Our route to Palermo from Katakolon incorporated passage through the Messina Straights. Having departed in good time from Katakolon and managed to pick up an unexpected push from a current, we arrived to pick the pilot up a couple of hours earlier than originally expected which enabled the transit to be conducted in daylight, thus allowing our passengers to see the operation.
The Messina Straight is the narrow stretch of water between Sicily and the Italian mainland that at the northern end narrows to 7 ½ miles in width. Pilotage for the 10 nautical miles where it narrows is compulsory, but normally conducted at full sea speed in a typical Italian manner involving heated VHF conversations between the Pilot and ferries that cut across your path with regularity.

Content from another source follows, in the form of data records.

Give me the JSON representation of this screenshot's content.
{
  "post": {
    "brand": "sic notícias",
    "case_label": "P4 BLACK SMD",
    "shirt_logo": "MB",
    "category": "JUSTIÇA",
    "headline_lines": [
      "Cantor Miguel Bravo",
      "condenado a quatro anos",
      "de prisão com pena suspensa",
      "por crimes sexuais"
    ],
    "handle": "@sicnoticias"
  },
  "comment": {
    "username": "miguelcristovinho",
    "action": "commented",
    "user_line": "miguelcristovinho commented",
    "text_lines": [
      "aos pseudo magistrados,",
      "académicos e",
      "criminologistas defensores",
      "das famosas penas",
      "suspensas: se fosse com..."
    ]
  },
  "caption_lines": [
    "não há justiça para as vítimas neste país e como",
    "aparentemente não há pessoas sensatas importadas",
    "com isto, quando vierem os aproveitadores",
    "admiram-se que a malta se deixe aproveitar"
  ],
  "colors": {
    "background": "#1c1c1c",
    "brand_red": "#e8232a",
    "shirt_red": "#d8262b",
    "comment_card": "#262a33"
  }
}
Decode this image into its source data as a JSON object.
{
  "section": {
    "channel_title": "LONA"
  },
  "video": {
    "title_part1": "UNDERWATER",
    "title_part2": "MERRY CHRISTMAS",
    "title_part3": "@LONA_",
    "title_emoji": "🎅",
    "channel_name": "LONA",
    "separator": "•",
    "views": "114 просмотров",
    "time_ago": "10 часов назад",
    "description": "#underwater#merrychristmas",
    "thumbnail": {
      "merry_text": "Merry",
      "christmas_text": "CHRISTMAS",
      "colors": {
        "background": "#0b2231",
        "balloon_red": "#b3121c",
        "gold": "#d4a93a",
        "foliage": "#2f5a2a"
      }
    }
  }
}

Once through Messina having passed a five masted tall ship called the Royal Clipper, the pilot disembarked and with time up our sleeves, we headed towards Stromboli to see the volcano.
Stromboli is the most Northern Island of the Isole Eoile, and abruptly juts about 3000 ft out of the sea. Formed from a single volcano cone, the island consists principally from solidified lava, presenting a rocky cliff faced coastline. The volcano is still active and the ancient crater is in almost continuous activity centred on the northwest side of the island in a depression named Sciara Del Fuoco.
As we approached the island from the southeast, the silhouette could be visualised against the moonlit night sky, like a black pyramid sat upon the still waters of the Tyrrhenian Sea. It wasn’t until we had reached the islands western most point though that the orange glow of the lava could be seen reflecting off of the smoke emanating from the crater.
The volcano was not as dramatic as you would see in films, probably to the relief of the 400 or so inhabitants of the island, but several flare like plumes of hot molten rock did provide something of interest to look at and at one point the flame red glow of a piece of cooling lava could be seen bouncing down the side of the volcano having been ejected from within.
When I arrived on the bridge in the morning as we approached the port of Palermo, the Chief Officer Rhys, and Midshipman Kevin seemed very excitable as the Saga Ruby was heading towards three minesweepers with their “vessel engaged in mine clearance operations” lights on. Once it was established that it was only an exercise the Saga Ruby proceeded towards the entrance to the port to pick up the pilot and it was only a short time before the vessel was tied up alongside ready for our passengers to start exploring Palermo and Sicily.
Phoenician traders founded Palermo in the 8th century BC. It later became a Carthaginian settlement until its capture by the Romans in 254 BC. The city decayed under Roman rule but prospered after AD 535, when the Byzantine general Belisarius recovered it from the Ostrogoths. The Arabs conquered Palermo in 831, and it flourished as a centre of rich trade with North Africa.
Palermo was thus quite prosperous when it fell to the Norman adventurers Roger I and Robert Guiscard in 1072. The ensuing era of Norman rule (1072–1194) was Palermo’s golden age, particularly after the founding of the Norman kingdom of Sicily in 1130 by Roger II. Palermo became the capital of this kingdom, in which Greeks, Arabs, Jews, and Normans worked together with singular harmony to create a cosmopolitan culture of remarkable vitality.
Norman rule in Sicily was replaced in 1194 by that of the German Hohenstaufen dynasty. The Hohenstaufen Holy Roman emperor, Frederick II, shifted the centre of imperial politics to southern Italy and Sicily, and the cultural brilliance of his court at Palermo was renowned throughout Western Europe. The city declined under succeeding Hohenstaufen rulers. It was conquered by Frances Charles of Anjou in 1266, but Angevin oppression was ended in 1282 by a popular uprising called the Sicilian Vespers.
Palermo then came under Aragonese rule. After 1412 the crown of Sicily was united with that of Aragon, and subsequently with that of Spain. Palermo declined during this long period of Spanish rule. In 1860 Giuseppe Garibaldi seized Palermo, which the following year joined the united kingdom of Italy.
With all aboard at 4:30 pm, the Saga Ruby made light work of backing out and turning in the harbour under her own power before proceeding out to sea.